20 Jahre lang hat der Pfarrer einer Schwarzwaldgemeinde seine Beziehung zu einer Ärztin eines Ordenskrankenhauses geheim halten können – selbst vor seinen beiden Kindern. Jetzt, da der 19-jährige Sohn beschlossen hat, Theologie zu studieren und Priester zu werden, muss es ein Ende haben mit der Lügerei. „Das Zölibat hat so viel Unheil angerichtet“, nimmt die Mutter einen ersten Anlauf. „Wir werden Heimlichtuerei und Lügen nicht mehr zulassen“, entgegnet der Sohn. Dann eines Abends sagt sie es frei heraus: „Conrad ist dein Vater.“ Damit setzt sie eine Lawine in Gang. Der Priester-Vater ist hin und her gerissen: sich versetzen lassen und heimlich weiter lieben? Sich öffentlich bekennen und als laisierter Seelsorger weitermachen? Auch als Vater von zwei Kindern besitzt der Gottesmann eine Verantwortung.
„Am Kreuzweg“ – dort befindet sich die männliche Hauptfigur des ARD-Fernsehfilms von Rodica Döhnert (Buch) und Uwe Janson (Regie). Jener Conrad Feninger hat seinen Glauben, die Kirche, eine Familie und die Liebe zu einer Frau. Ein klassisches Dilemma. Die Frau will nicht mehr länger dieses unwürdige Versteckspiel. Ein befreundeter Theologe und Zölibatsgegner drängt auf Offenheit und Courage. Und auch der Sohn, der sich zwar von seinem Vater abwendet, will für eine moderne Kirche eintreten. Die Richtung also, in die sich der Priester entwickeln wird, ist vorgegeben. Einfach gemacht werden dem Helden seine Entscheidungen durch einen Hardliner-Bischof und die Frauenfeindlichkeit, die dieser unverhohlen an den Tag legt. Dramaturgisch ist das grob geschnitzt. Döhnert macht über weite Strecken aus einem Themenfilm einen Thesenfilm. Jeder bekommt sein Plädoyer – das ist nicht schlimm, schwerer wiegen der Missbrauch der Nebenfiguren als Träger einer gut-böse-Dramaturgie, die simplen Statements und ihre durchschaubare Funktion.

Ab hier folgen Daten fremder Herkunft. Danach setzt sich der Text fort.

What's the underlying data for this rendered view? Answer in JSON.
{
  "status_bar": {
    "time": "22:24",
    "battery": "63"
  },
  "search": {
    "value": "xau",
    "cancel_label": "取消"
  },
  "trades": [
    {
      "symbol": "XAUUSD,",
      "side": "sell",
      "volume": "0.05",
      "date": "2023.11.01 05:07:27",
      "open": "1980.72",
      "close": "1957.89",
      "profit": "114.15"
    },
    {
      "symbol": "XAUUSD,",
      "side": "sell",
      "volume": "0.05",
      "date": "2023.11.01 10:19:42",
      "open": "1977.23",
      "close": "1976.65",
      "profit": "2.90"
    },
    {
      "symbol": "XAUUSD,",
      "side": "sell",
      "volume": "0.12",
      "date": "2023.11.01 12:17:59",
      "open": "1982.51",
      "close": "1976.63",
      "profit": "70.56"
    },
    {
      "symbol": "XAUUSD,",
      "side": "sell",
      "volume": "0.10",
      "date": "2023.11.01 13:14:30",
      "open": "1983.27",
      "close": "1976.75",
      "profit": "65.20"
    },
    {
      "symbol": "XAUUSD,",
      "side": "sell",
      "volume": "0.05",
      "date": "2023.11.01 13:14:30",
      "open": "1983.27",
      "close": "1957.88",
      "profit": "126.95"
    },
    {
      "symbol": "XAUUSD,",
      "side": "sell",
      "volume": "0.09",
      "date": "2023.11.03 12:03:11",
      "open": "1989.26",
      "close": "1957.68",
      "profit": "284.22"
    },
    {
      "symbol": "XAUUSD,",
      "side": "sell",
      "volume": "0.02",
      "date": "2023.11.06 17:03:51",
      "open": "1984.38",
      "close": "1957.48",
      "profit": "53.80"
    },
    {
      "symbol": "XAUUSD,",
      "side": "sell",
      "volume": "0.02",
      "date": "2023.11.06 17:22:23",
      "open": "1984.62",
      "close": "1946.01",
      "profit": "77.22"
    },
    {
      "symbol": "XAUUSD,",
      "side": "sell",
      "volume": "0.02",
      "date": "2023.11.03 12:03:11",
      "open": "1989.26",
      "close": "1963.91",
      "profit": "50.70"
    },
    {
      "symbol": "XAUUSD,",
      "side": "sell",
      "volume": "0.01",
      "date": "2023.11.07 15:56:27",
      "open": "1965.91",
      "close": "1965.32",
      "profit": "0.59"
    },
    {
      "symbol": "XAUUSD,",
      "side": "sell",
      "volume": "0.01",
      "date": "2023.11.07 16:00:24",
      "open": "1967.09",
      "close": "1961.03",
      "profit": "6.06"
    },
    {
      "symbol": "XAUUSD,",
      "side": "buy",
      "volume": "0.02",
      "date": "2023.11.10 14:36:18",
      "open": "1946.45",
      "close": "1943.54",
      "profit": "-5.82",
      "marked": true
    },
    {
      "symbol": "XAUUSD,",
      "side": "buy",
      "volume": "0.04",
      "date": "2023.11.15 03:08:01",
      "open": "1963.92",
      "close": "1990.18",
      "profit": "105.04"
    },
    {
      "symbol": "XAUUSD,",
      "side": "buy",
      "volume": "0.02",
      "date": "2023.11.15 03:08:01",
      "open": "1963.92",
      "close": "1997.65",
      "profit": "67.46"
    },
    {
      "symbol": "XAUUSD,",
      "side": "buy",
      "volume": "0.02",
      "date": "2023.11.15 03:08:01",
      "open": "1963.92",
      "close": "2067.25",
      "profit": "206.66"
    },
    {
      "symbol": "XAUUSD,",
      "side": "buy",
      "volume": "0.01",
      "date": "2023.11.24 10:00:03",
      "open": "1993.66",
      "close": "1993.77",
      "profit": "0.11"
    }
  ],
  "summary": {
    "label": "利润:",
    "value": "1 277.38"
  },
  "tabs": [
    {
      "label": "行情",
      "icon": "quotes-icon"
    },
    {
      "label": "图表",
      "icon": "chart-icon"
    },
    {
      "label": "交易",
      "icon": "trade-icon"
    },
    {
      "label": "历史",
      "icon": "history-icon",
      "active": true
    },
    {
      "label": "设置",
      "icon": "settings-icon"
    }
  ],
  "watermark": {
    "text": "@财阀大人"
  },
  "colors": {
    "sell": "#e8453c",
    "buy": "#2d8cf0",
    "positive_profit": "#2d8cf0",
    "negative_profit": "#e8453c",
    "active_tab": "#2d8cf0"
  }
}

Im Rahmen dieser Rhetorik gibt Krassnitzer den Modell-Heiligen überaus lebendig und spielt die große Tragik ins Alltägliche herunter – sensibel wie gewohnt. Eine nicht ganz so schwere Aufgabe hat Karoline Eichhorn zu bewältigen. Ihre Mutter muss sich nicht mit unsympathischen Buhmännern herumschlagen, sondern kann sich der verstummten Tochter und den eigenen Gefühlen nähern. Sie muss keine weltbewegenden Statements ablassen, sie kann kämpfen für ihr Glück und diesen Kampf ein Stück weit auch zum Kampf gegen die ständig abwesenden Männer machen, die die Familienverantwortung scheuen. Großartig die über zweiminütige Szene, in der Eichhorns Ärztin ihre ganze Wut raus schreit. Da ist etwas zu spüren von 20 Jahre Schmerz. In derselben Einstellung wird zugleich die große Nähe zwischen dem Paar deutlich. Mit solchen wunderbaren Szenen einer (wilden) Ehe hätte aus diesem fiktionalen Zölibats-Diskussions-Beitrag etwas ganz Großes werden können!